Wall-O-Water and similar products are plastic plant protectors consisting of cells that gardeners fill with water. The tepee-like protector covers a diameter of 18” around a plant. The sun warms the water during the day, and the water moderates the cool, nighttime temperatures of early spring, protecting the plant inside. Gardeners often use them to encourage early growth of tomatoes, but they work for other veggies too, such as peppers, squash, and melons.
“I’ve been using Walls-O-Water for nearly 30 years after reading about them in a gardening magazine,” Barb said. “In an average gardening season, I believe they give me a four- to six-week advantage. I start tomato seeds inside in February. I move them to my cold frame near the end of March and into the Walls-O-Water about mid-April. The plants grow inside their insulated homes until the weather heats up near the end of May and I remove the Walls. Most years I pick a fully ripe tomato, usually an Early Girl, by June 10. This year I got a late start, so I won’t pick my first tomato until near the end of June.”

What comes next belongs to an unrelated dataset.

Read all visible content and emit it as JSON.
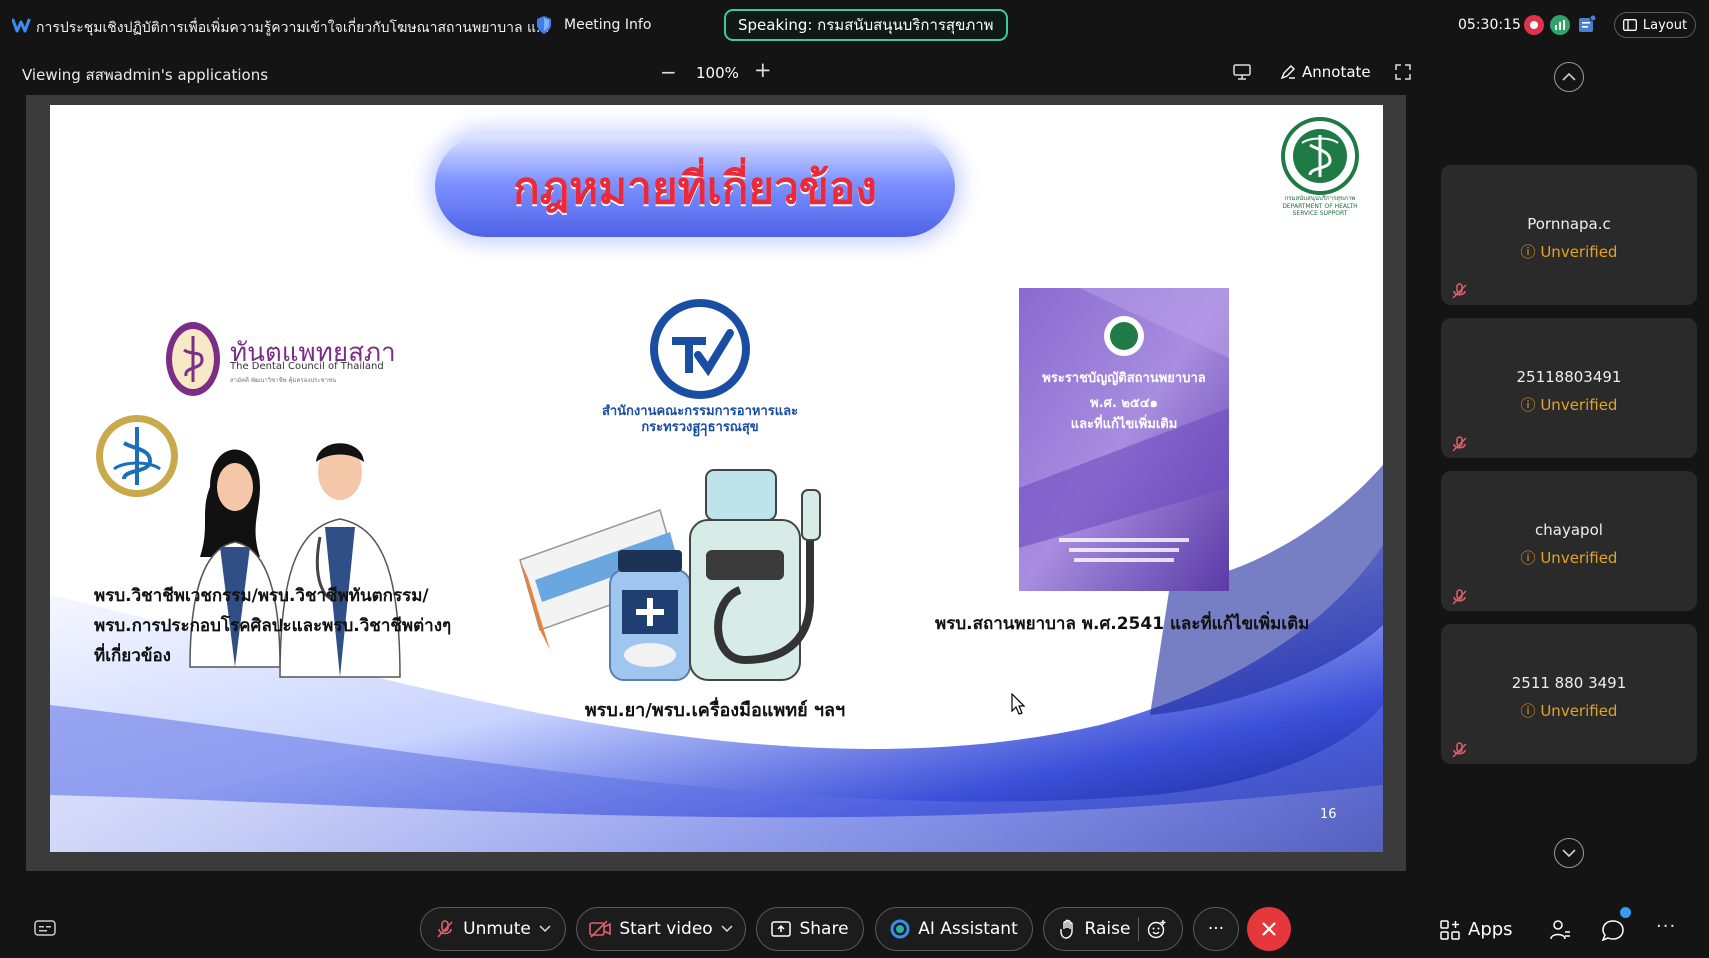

Barb said that before she began starting tomato seeds inside, she planted tomato seeds inside Walls-o-Water right in the garden in late February or early March. “Now, even if I plant a tomato late, say in May, I still plant it in a Wall,” she added. “Even two weeks of protection will give that plant an edge.”
The protectors are made by several manufacturers and come in a variety of colors, such as green and red. Which is better?
“I use both colors,” Barb said. “Red is supposed to have an advantage for growing tomatoes, but I don’t see a real difference.”
Bottom line, according to Barb: “They work.”